Servidora alvo da Operação Ghost Machine é exonerada em Divinópolis

Minas GeraisPolítica
Por -13/03/2026, às 10H28março 13th, 2026

Operação Ghost Machine aponta que esquema começou em 2021 e durou cerca de quatro anos; Contratos investigados ultrapassam R$ 37 milhões.

A Prefeitura de Divinópolis publicou nesta sexta-feira (13/3) a exoneração da servidora Alessandra Cristina Fernandes, alvo da Operação Ghost Machine, deflagrada pelo Ministério Público de Minas Gerais (MPMG). A decisão ocorreu um dia após a operação que investiga um suposto esquema de corrupção, fraude em licitações e lavagem de dinheiro na Secretaria Municipal de Operações e Serviços Urbanos (Semsur).

O ato apareceu no Diário Oficial dos Municípios. Alessandra ocupava o cargo em comissão de gerente administrativa da Semsur e recebeu exoneração após recomendação do promotor da Vara da Fazenda Pública Marcelo Maciel. Ela foi alvo de mandado de busca e apreensão durante a operação.

Quatro pessoas presas na operação

A Operação Ghost Machine resultou na prisão de quatro investigados ligados à secretaria municipal e a empresas do setor de locação de máquinas.

Entre os presos estão:

  • Gustavo Mendes, ex-secretário municipal de Operações e Serviços Urbanos e servidor efetivo;
  • Tiago Henrique, servidor efetivo da Semsur;
  • Caio Freitas, engenheiro civil e sócio-diretor da empresa CCR, especializada no aluguel de máquinas e veículos;
  • Wendell Barbalho, empresário que atua no mesmo segmento.

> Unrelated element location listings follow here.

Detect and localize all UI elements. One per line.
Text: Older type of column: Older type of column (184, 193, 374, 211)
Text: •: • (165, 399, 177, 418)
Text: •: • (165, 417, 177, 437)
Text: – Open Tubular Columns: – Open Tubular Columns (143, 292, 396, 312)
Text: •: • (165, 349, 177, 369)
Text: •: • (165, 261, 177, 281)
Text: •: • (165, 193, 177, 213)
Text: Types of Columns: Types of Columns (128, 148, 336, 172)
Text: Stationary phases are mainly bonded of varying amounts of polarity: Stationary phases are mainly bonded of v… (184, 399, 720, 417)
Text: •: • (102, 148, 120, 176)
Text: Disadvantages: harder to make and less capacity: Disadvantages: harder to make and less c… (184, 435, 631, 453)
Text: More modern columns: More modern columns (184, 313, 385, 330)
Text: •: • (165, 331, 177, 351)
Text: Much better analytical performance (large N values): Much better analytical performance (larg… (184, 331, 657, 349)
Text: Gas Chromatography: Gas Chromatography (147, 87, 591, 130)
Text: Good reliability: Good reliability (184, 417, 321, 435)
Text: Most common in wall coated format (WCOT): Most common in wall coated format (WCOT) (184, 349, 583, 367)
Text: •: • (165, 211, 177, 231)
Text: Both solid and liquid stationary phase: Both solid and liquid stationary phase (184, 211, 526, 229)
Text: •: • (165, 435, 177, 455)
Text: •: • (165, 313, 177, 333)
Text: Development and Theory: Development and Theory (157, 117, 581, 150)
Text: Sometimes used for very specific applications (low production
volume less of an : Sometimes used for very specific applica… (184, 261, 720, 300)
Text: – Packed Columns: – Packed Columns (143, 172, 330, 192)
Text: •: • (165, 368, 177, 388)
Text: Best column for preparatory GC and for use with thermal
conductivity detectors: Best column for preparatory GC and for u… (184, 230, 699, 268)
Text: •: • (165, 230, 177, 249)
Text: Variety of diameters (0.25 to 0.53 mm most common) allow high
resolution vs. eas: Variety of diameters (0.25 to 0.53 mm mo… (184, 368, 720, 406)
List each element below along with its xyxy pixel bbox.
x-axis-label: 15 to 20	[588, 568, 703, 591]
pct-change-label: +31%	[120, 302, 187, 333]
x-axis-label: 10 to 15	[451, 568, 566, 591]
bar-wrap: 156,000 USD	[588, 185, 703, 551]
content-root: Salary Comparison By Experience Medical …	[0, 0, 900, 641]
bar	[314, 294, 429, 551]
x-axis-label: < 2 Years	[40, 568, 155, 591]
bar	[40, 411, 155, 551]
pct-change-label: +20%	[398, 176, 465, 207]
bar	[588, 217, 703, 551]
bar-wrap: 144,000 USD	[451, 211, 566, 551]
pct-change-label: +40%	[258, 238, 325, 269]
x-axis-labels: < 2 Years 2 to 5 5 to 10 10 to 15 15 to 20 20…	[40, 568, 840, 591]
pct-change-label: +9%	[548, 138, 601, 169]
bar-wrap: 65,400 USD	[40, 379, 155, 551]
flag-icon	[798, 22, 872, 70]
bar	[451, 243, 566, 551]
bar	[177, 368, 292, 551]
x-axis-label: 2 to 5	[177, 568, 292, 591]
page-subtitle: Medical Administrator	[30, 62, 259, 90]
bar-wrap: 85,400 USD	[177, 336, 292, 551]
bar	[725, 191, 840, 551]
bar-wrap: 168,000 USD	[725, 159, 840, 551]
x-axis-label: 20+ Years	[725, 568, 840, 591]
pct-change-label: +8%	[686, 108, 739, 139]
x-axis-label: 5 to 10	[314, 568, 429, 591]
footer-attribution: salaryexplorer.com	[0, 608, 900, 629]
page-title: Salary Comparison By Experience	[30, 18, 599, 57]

O Ministério Público aponta que os contratos investigados ultrapassam R$ 37 milhões, enquanto o pagamento de propinas pode superar R$ 2 milhões.

Com a prisão de servidores, a Prefeitura de Divinópolis informou que abrirá processo administrativo disciplinar contra Gustavo Mendes e Tiago Henrique. Até o final da tarde de ontem, o município não havia recebido oficialmente a notificação em relação as prisões.

Investigação aponta fraude em medições de serviços

As apurações indicam que empresas contratadas pelo município inflavam medições de serviços prestados, o que aumentava os valores pagos pela administração pública. Este esquema, conforme o MPMG, começou em 2021 e operou por cerca de quatro anos na prefeitura.

Um exemplo citado pelos investigadores envolve serviços com caminhões-pipa. Em determinadas situações, o trabalho exigia,por exemplo, dois caminhões, porém a medição apresentada indicava seis veículos.

Assim, os valores pagos pelo município aumentavam artificialmente. Consequentemente, o esquema permitia desviar recursos públicos por meio de contratos de locação de máquinas e equipamentos.

Denúncia partiu do prefeito

A investigação começou após denúncia apresentada pelo prefeito Gleidson Azevedo ao Ministério Público.

Pouco antes disso, em fevereiro de 2025, o então secretário Gustavo Mendes deixou o comando da pasta. Depois da saída dele, o secretário de Governo Matheus Tavares assumiu a Secretaria de Operações e Serviços Urbanos de forma interina.

Revisão de contratos gerou economia milionária

Após a mudança na gestão da secretaria, a prefeitura iniciou uma revisão completa dos contratos da Semsur.

Durante esse período, a administração municipal afirma que conseguiu economizar cerca de R$ 20 milhões.

Além disso, a revisão também ajudou a identificar irregularidades em medições de serviços e contratos, que agora integram as investigações conduzidas pelo Ministério Público.

As empresas alvos da investigação continuaram prestando serviço ao município ao longo do período. Ainda conforme a prefeitura, houve novos processos licitatórios e algumas voltaram a vencer o certame. O município alega que as irregularidades apontadas estão nas medições e não na elaboração de editais, assim, houve o acompanhamento da execução dos contratos.

A prefeitura disse ainda que na ocasião da denúncia não era possível confirmar as irregularidades, agora, apontadas pelo Ministério Público.